When it comes to gasoline price increases, how much do prices have to rise before a price increase is “unconscionably excessive”? What difference between prices before and after a declaration of emergency is large enough to create a “gross disparity”? Twenty percent? Ten percent? Five?
In Connecticut these days it looks like a mere 2.25 percent price increase after a big storm is a sufficient danger to the consuming public to invite the wrath of Conn.’s Department of Consumer Protection. As reported in a DCP press release:
A Norwalk Shell gasoline station has signed an agreement with the Department of Consumer Protection and has paid $1,449 to the agency to settle allegations that the station raised its retail gas price by 10 cents per gallon on November 1, 2012, without there being a corresponding increase in wholesale gas prices for that day. The conduct occurred in the immediate aftermath of Storm Sandy. State law prohibits fuel suppliers from charging unconscionably excessive prices during times of abnormal market disruptions, such as storm-related disasters.

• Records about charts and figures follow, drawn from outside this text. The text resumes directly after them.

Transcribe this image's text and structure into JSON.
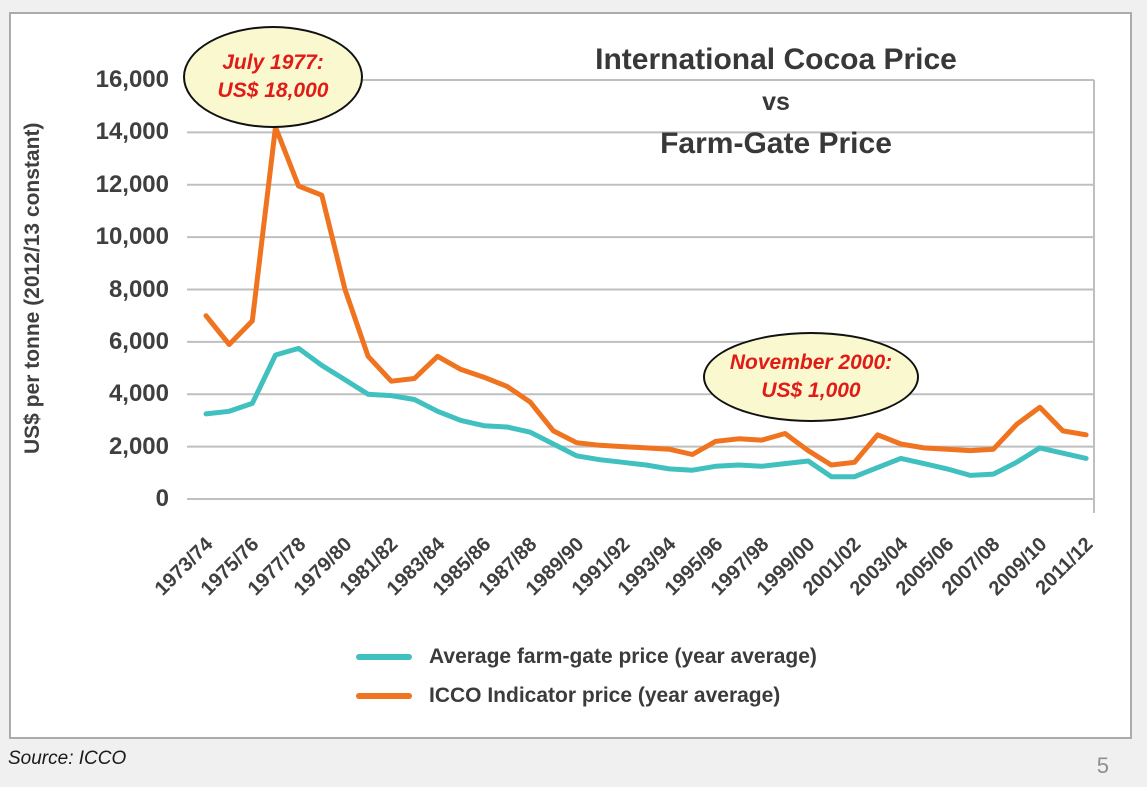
{
  "page": {
    "source_label": "Source: ICCO",
    "page_number": "5"
  },
  "chart_data": {
    "type": "line",
    "title": "International Cocoa Price vs Farm-Gate Price",
    "title_lines": {
      "line1": "International Cocoa Price",
      "line2": "vs",
      "line3": "Farm-Gate Price"
    },
    "ylabel": "US$ per tonne (2012/13 constant)",
    "ylim": [
      0,
      16000
    ],
    "ytick_step": 2000,
    "ytick_labels": [
      "0",
      "2,000",
      "4,000",
      "6,000",
      "8,000",
      "10,000",
      "12,000",
      "14,000",
      "16,000"
    ],
    "x_categories": [
      "1973/74",
      "1974/75",
      "1975/76",
      "1976/77",
      "1977/78",
      "1978/79",
      "1979/80",
      "1980/81",
      "1981/82",
      "1982/83",
      "1983/84",
      "1984/85",
      "1985/86",
      "1986/87",
      "1987/88",
      "1988/89",
      "1989/90",
      "1990/91",
      "1991/92",
      "1992/93",
      "1993/94",
      "1994/95",
      "1995/96",
      "1996/97",
      "1997/98",
      "1998/99",
      "1999/00",
      "2000/01",
      "2001/02",
      "2002/03",
      "2003/04",
      "2004/05",
      "2005/06",
      "2006/07",
      "2007/08",
      "2008/09",
      "2009/10",
      "2010/11",
      "2011/12"
    ],
    "xtick_labels": [
      "1973/74",
      "1975/76",
      "1977/78",
      "1979/80",
      "1981/82",
      "1983/84",
      "1985/86",
      "1987/88",
      "1989/90",
      "1991/92",
      "1993/94",
      "1995/96",
      "1997/98",
      "1999/00",
      "2001/02",
      "2003/04",
      "2005/06",
      "2007/08",
      "2009/10",
      "2011/12"
    ],
    "grid": "horizontal",
    "grid_color": "#bfbfbf",
    "legend_position": "bottom",
    "series": [
      {
        "name": "Average farm-gate price (year average)",
        "color": "#40c0be",
        "values": [
          3250,
          3350,
          3650,
          5500,
          5750,
          5100,
          4550,
          4000,
          3950,
          3800,
          3350,
          3000,
          2800,
          2750,
          2550,
          2100,
          1650,
          1500,
          1400,
          1300,
          1150,
          1100,
          1250,
          1300,
          1250,
          1350,
          1450,
          850,
          850,
          1200,
          1550,
          1350,
          1150,
          900,
          950,
          1400,
          1950,
          1750,
          1550
        ]
      },
      {
        "name": "ICCO Indicator price (year average)",
        "color": "#f0731f",
        "values": [
          7000,
          5900,
          6800,
          14200,
          11950,
          11600,
          8000,
          5450,
          4500,
          4600,
          5450,
          4950,
          4650,
          4300,
          3700,
          2600,
          2150,
          2050,
          2000,
          1950,
          1900,
          1700,
          2200,
          2300,
          2250,
          2500,
          1850,
          1300,
          1400,
          2450,
          2100,
          1950,
          1900,
          1850,
          1900,
          2850,
          3500,
          2600,
          2450
        ]
      }
    ],
    "annotations": [
      {
        "line1": "July 1977:",
        "line2": "US$ 18,000",
        "color": "#e11b17"
      },
      {
        "line1": "November 2000:",
        "line2": "US$ 1,000",
        "color": "#e11b17"
      }
    ]
  }
}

“Given that the state was in a period of abnormal market disruption due to the severe impact of Storm Sandy, we determined that the Shell station’s 10-cent per gallon increase was not justified and constituted an unconscionably excessive price for gasoline,” Consumer Protection Commissioner William M. Rubenstein said today. “The retailer sold 4,830 gallons of gasoline that day at the increased price, but we are requiring him to disgorge three times the amount of that unfair profit.”
The Shell station is known as Connecticut Avenue Shell and is located at 307 Connecticut Avenue, Norwalk. While the station does not admit to any wrongdoing, it entered into the agreement, which requires it to pay $1,449 to the Department of Consumer Protection for its complaint resolution, education and enforcement programs.
A newspaper account fills in some details: a few days after November 1 the newspaper observed that Connecticut Avenue Shell was charging $4.55 at a time when many stations in the area were charging between $3.95 and $4.05. (A check of connecticutgasprices.com supports the view that the station regularly charges higher prices than other stations in the area.)
Assuming the price was $4.45 for the days leading up to November 1, the 10-cent change constituted a 2.25 percent increase in the price charged for regular unleaded gasoline at the station.
No doubt the retailer concluded that $1,449 was less than its lawyers would have charged to fight the allegation, and so it took the commercially expedient route of settling with the state. Still, the settlement puts a pretty tight cap on future retailers who may wish to raise prices during times the state has asserted a market disruption.